FuturumDiary

大好きな絵本たち

すきになったら(ヒグチユウコ)

 絵本はやはり美しい絵であることが大切なんだなと強く思った作品。図書館でこの本の表紙を見た瞬間に「あ、コレだ!」と思った。ピンときた。たまらなく好きだと感じた。どうしてもこれは手に入れなければならない本だと思った。

 繊細に描かれた髪の毛や花々、柔らかくふわふわしたフリルの袖、まあるく膨らんだスカート、何かを強く訴えかけてくる大きな瞳。ああ、こんな素敵な絵が描けたらどんなにか楽しいだろう。表紙の女の子に惹き付けられた私は、迷わずこの本を手に取った。

 自宅に持ち帰り、わくわくしながらページをめくる。短い短い文章。読み進めていくにつれ、私はとても驚いた。

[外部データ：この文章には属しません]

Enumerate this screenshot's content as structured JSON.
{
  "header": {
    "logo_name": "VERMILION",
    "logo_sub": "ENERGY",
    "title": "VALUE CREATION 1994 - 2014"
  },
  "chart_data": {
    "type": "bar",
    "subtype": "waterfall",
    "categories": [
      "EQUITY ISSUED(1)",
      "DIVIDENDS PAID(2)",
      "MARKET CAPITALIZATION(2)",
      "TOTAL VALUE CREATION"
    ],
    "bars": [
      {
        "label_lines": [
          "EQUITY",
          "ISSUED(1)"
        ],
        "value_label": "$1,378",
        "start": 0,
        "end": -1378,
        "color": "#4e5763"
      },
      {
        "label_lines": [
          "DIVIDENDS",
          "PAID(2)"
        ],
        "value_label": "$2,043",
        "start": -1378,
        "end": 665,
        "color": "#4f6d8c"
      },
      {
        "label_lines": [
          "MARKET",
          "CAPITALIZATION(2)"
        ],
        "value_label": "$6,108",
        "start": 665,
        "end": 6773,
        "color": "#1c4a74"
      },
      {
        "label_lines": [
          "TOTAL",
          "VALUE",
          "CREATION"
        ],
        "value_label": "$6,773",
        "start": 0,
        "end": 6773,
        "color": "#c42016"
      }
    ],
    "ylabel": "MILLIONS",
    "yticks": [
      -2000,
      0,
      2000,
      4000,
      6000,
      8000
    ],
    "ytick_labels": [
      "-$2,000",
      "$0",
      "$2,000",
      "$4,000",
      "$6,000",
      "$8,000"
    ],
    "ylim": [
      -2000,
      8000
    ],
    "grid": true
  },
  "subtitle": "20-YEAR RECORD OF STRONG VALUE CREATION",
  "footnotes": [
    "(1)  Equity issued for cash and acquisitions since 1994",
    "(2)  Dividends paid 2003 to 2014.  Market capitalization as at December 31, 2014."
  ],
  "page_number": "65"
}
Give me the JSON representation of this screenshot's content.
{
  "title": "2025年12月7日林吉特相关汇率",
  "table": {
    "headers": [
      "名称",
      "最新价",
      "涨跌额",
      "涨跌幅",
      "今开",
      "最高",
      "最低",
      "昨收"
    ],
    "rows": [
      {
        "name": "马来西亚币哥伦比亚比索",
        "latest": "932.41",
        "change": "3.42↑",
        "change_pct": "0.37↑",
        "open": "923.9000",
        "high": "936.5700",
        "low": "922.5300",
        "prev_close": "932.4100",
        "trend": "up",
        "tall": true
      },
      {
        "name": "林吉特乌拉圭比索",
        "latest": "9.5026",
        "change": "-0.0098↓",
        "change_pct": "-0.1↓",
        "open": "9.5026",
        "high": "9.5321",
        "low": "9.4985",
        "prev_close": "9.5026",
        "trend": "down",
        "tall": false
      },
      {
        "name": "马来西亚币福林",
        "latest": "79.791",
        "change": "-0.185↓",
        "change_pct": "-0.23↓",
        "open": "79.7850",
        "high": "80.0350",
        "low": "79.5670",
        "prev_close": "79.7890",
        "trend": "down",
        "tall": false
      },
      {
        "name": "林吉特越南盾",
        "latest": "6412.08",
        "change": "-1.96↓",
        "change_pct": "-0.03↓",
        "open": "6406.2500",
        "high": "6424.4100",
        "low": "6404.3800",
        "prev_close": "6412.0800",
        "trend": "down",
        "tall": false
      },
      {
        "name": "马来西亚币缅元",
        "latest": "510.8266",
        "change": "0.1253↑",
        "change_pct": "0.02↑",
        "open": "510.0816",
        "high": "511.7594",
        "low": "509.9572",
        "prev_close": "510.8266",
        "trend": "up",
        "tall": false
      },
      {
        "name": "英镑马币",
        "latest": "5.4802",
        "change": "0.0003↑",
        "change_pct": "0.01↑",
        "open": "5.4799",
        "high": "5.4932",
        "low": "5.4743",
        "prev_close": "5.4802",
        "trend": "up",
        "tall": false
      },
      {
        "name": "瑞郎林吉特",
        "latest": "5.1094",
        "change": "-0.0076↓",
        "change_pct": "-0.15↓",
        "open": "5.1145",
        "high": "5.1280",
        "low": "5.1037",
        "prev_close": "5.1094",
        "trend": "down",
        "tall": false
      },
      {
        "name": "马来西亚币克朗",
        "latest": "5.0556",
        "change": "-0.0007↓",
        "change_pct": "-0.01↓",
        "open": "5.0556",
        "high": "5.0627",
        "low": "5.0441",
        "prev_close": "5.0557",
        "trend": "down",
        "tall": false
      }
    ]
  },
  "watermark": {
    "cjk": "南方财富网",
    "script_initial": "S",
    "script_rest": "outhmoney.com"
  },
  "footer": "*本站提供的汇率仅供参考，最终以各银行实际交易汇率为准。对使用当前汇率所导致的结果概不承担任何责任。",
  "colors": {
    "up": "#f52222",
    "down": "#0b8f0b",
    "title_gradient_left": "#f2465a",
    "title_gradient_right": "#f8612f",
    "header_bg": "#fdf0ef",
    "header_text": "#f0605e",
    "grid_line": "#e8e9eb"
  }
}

自分の気持ちをそのまま違うこと無く代弁してくれていたから。私が伝えたかったことは、こういう言葉なんだ。シンプルで美しく、ストレートに心に届く、愛の言葉たち。

 そして言葉に沿う素晴らしい絵の数々。緻密で丁寧に描かれた絵は、私の心を鷲掴みにした。

 人を好きになることの幸せ。どこまでも素直で真っ直ぐな言葉の数々。私もこんなに美しい言葉で愛を語りたいと思った。

 著者の他の作品もぜひ読みたいと思わせてくれるような素敵な絵本。何度も読み返しては感嘆のため息をつく。

 いい絵本に巡り会えたことを幸せに思った一冊。早い内に我が家の本棚に迎えよう。